夏休みの課題は当然のようにいくつかの授業で課された。

レポートだったり、英作文だったり、長文翻訳だったり。

遊び呆けて英語をサボらないようにと言っている先生もいた。

ぼんやりしているうちに夏休みが終わった。

荷解きはほとんどできていなかった。

課題はひとつも手をつけていなかった。

それどころか大学に通うことすら満足にできなくなってしまった。

引っ越して通学時間はそんなに変わらないものの、行きも帰りも必ず1時間は座れるようになったのに。

課題を出せていない後ろめたさもあった。

とりあえず課題を出していない状況をなんとかしようと思って学内のカウンセラーに相談することにした。

あとで私の過去の相談記録を調べてもらってわかったのだけど、昔相談したときと同じ人だった。いやあ偶然。

私がこの大学から離れている間に、障害をもつ学生を支援する委員会組織ができたらしい。

ここ数年で発達障害が広く認知されたということもあり、昔より支援できるだろうと言われた。

確かにそれはとても有難いことで、委員会を通して支援をあおぐことができるのは心強い。

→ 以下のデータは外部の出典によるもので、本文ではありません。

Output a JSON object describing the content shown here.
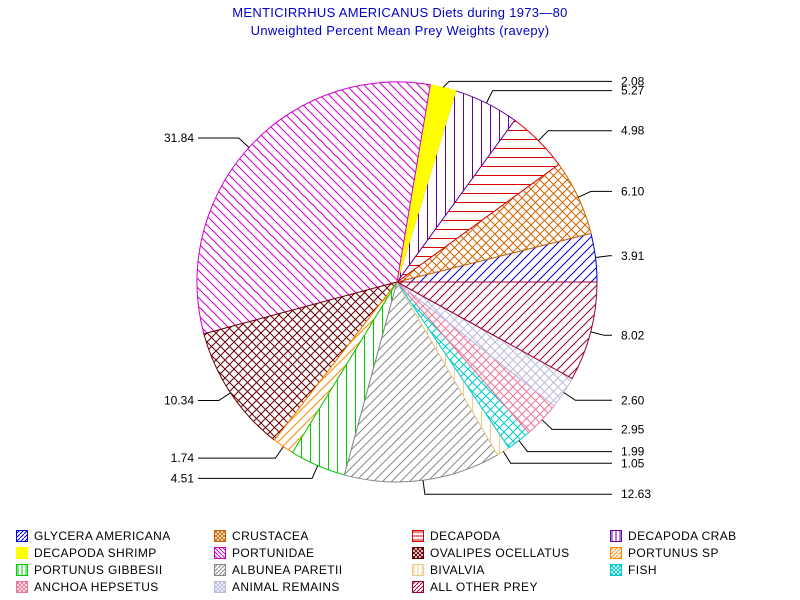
{
  "chart_data": {
    "type": "pie",
    "title": "MENTICIRRHUS AMERICANUS Diets during 1973—80",
    "subtitle": "Unweighted Percent Mean Prey Weights (ravepy)",
    "start_angle_deg": 0,
    "direction": "counterclockwise",
    "slices": [
      {
        "name": "GLYCERA AMERICANA",
        "label": "3.91",
        "value": 3.91,
        "color": "#0000cc",
        "pattern": "hatch-diag-up"
      },
      {
        "name": "CRUSTACEA",
        "label": "6.10",
        "value": 6.1,
        "color": "#cc6600",
        "pattern": "crosshatch"
      },
      {
        "name": "DECAPODA",
        "label": "4.98",
        "value": 4.98,
        "color": "#dd0000",
        "pattern": "hatch-horizontal"
      },
      {
        "name": "DECAPODA CRAB",
        "label": "5.27",
        "value": 5.27,
        "color": "#660099",
        "pattern": "hatch-vertical"
      },
      {
        "name": "DECAPODA SHRIMP",
        "label": "2.08",
        "value": 2.08,
        "color": "#ffff00",
        "pattern": "solid"
      },
      {
        "name": "PORTUNIDAE",
        "label": "31.84",
        "value": 31.84,
        "color": "#cc00cc",
        "pattern": "hatch-diag-down"
      },
      {
        "name": "OVALIPES OCELLATUS",
        "label": "10.34",
        "value": 10.34,
        "color": "#660000",
        "pattern": "crosshatch"
      },
      {
        "name": "PORTUNUS SP",
        "label": "1.74",
        "value": 1.74,
        "color": "#ff8800",
        "pattern": "hatch-diag-up"
      },
      {
        "name": "PORTUNUS GIBBESII",
        "label": "4.51",
        "value": 4.51,
        "color": "#00cc00",
        "pattern": "hatch-vertical"
      },
      {
        "name": "ALBUNEA PARETII",
        "label": "12.63",
        "value": 12.63,
        "color": "#888888",
        "pattern": "hatch-diag-up"
      },
      {
        "name": "BIVALVIA",
        "label": "1.05",
        "value": 1.05,
        "color": "#eecc88",
        "pattern": "hatch-vertical"
      },
      {
        "name": "FISH",
        "label": "1.99",
        "value": 1.99,
        "color": "#00cccc",
        "pattern": "crosshatch"
      },
      {
        "name": "ANCHOA HEPSETUS",
        "label": "2.95",
        "value": 2.95,
        "color": "#ee7799",
        "pattern": "crosshatch"
      },
      {
        "name": "ANIMAL REMAINS",
        "label": "2.60",
        "value": 2.6,
        "color": "#bbbbdd",
        "pattern": "crosshatch"
      },
      {
        "name": "ALL OTHER PREY",
        "label": "8.02",
        "value": 8.02,
        "color": "#990033",
        "pattern": "hatch-diag-up"
      }
    ],
    "legend_position": "bottom"
  }
}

でもやっぱり、何をどう配慮してもらえばよいのかわからなかった。

とりあえず、副専攻の必修は再履修できないという決まりがあるのだけど、来年度再履修できないか頼んでもらうことになった。

課題のいくつかは先生と相談して期限を遅らせてもらった。

それなのに今まともに出席してる科目はたったの2つしかない。

その2つも最後まで通える自信がない。

カウンセリングも行かなくなってしまった。

何が悲しいって、勉強が嫌になってしまったこと。あんなに意欲に満ちていたのに。

本を読めなくなってしまったこと。読もうとしても内容が頭に入ってこないし興味もなくなった。

高い学費が無駄になってしまうこと。お父さん、お母さん、ごめんなさい。

辞める気は無いのだけど、卒業はいつになるやら。

来年度は持続可能な学習計画を立てようと思う。

4月までに、精神を整えます。

 

大学がつらい人に伝えたいこと

だめになる前に、自分一人でどうにかしようとせず、周りの人間に、然るべき機関に、早めに相談しましょう。

頼れるものは頼りましょう。

なにか解決の糸口が見つかるかもしれません。

私はいつも気づいたら手遅れでした。

 

書き終えて

いつか人生が立て直せたり卒業が見えたら参加しようと思っていた退学 Advent Calendar、卒業の見込みはまるでないけど我慢できませんでした。

内容が中途半端になって申し訳ないです。

この記事のためにはてなブログを作ったのだけど、また気が向いたら何か投稿しようかな。

ここまで読んでくださった皆様、ありがとうございました。